Femme frustrée, privée de considération sociale comme de fortune, en recherche d’un point d’équilibre ou assouvissement de rancunes, victime de la haine familiale, de la jalousie sociale ou de l’intrigue politique, la sorcière est toujours la victime de son propre échec.

 

Un sabbat… d’enfer (Texte de J.B. Larcher - Dictionnaire, lettre S - A.D.H.P).

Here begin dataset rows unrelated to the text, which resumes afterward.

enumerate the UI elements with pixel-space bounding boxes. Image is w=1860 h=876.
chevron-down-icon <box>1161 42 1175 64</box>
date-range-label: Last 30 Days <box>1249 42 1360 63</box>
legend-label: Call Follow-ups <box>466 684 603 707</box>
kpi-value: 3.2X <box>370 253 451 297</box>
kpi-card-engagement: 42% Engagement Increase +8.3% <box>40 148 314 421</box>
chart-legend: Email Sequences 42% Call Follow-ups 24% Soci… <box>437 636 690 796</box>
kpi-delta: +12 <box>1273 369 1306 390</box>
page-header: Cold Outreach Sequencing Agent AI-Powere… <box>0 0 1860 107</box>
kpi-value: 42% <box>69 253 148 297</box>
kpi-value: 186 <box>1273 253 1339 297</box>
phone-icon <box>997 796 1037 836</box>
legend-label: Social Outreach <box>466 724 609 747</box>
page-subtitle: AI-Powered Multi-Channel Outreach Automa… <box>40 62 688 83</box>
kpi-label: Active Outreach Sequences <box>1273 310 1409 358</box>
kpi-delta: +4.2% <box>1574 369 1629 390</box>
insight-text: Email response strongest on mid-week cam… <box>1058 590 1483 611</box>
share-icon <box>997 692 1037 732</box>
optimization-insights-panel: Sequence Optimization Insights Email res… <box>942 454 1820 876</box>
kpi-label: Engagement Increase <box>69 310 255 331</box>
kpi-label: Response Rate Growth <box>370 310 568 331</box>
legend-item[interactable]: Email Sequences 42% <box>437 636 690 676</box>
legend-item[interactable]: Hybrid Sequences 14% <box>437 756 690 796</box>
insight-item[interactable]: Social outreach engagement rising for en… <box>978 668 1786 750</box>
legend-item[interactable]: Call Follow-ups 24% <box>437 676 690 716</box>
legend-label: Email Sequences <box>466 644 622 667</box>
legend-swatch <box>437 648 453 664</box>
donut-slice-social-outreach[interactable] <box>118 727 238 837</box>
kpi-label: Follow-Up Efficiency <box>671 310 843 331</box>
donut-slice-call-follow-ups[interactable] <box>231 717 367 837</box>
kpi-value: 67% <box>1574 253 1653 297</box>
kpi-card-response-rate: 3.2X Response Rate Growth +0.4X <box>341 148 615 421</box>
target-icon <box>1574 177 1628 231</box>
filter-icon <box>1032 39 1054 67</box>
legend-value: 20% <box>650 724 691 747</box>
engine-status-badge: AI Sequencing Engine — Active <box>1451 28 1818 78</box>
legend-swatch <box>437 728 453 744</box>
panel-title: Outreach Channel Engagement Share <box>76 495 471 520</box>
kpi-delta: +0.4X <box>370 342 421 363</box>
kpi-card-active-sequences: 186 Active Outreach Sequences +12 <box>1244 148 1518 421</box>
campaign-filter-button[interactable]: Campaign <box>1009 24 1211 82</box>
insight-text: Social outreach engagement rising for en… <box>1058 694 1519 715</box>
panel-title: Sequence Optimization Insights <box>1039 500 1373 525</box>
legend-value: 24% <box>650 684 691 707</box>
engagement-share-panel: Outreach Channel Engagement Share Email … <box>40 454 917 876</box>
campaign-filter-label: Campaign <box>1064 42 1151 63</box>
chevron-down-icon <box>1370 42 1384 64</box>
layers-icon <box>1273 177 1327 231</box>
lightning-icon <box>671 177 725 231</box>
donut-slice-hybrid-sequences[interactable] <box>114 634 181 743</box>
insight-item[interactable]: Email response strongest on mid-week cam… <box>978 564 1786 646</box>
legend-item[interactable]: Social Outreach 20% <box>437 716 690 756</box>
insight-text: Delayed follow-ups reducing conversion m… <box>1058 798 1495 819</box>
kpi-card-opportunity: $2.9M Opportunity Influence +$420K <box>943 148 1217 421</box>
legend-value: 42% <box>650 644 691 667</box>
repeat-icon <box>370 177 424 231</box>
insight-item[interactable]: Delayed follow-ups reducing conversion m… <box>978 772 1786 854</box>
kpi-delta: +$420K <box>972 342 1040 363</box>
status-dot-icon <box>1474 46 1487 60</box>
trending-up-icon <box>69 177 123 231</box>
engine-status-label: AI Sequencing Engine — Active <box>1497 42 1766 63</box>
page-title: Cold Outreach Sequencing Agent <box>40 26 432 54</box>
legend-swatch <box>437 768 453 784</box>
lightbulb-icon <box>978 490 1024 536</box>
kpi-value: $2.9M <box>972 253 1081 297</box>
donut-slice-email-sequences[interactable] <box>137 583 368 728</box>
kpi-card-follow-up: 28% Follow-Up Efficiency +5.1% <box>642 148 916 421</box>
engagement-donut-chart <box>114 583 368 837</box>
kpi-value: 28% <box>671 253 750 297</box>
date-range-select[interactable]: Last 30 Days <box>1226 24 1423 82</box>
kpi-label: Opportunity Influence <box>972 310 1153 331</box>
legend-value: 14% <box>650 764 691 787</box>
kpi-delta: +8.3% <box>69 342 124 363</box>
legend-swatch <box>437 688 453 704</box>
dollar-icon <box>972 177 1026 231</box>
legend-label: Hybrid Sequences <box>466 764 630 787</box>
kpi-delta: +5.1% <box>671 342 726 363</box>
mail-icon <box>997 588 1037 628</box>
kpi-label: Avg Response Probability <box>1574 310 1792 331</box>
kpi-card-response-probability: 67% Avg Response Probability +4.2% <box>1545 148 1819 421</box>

Lorsqu’on les amène pour la première fois au sabbat, le Diable fait plusieurs tours à l’entour de ces personnes, leur fait renoncer à Dieu, à leur chrême et à leur baptême, les exhorte à se venger de leurs ennemis leur donne deux sortes de poudre. L’une pour se frotter l’épine du dos, lorsqu’ils veulent se rendre au sabbat, l’autre pour faire du mal en les plaçant aux endroits où passent les gens et les bestiaux, ou en leur en faisant manger. Le Diable prêche ensuite à toutes les assemblées, les exhortant à la vengeance. Il parait sous l’apparence d’un homme noir tenant par la bride un cheval noir. On va une chandelle de poix noir à la main lui baiser le cul. Il dit une espèce de messe avec du pain noir et le distribue de sa main, à la fin de la messe aux fidèles à genoux. S’il y a des prêtres au sabbat, ils disent la messe et le Diable la leur sert. Après cette messe, on fait une danse dos à dos sans se regarder, et le Diable connaît toutes les femmes l’une après l’autre, devant toute l’assemblée ; après lui, les hommes prennent la première venue, parente ou non et s’en servent. Les femmes assurent que la verge du Diable est grosse comme celle d’un cheval, mais froide, que la semence qu’il jette est comme de l’eau de neige fondue et qu’ensuite elle brûle. Il leur fait manger en quantité des viandes de toute espèce, comme bœuf, mouton, poules et autres de moindre saveur, cuisinées à un feu plus rouge et plus ardent que d’ordinaire. Le Diable chante des chansons dans lesquelles il est parlé du chat. Lorsque le coq chante, tout le monde se retire. Quelquefois le Diable les bat, quand ils ne sont point assidus au sabbat. Il va quelquefois coucher avec les femmes dans leurs lits proches de leurs maris, et les connaît charnellement. Il n’est point exact à tenir sa parole quant à l’argent. Il marque ses nouvelles conquêtes en plusieurs parties de leurs corps, surtout les plus secrètes, et si l’on enfonce des aiguilles ou des épingles dans ces parties, même jusqu’à l’os, le sorcier ou la sorcière n’en ressent aucune douleur”.

 

(3) Orthographe usuelle dans le pays de Foix.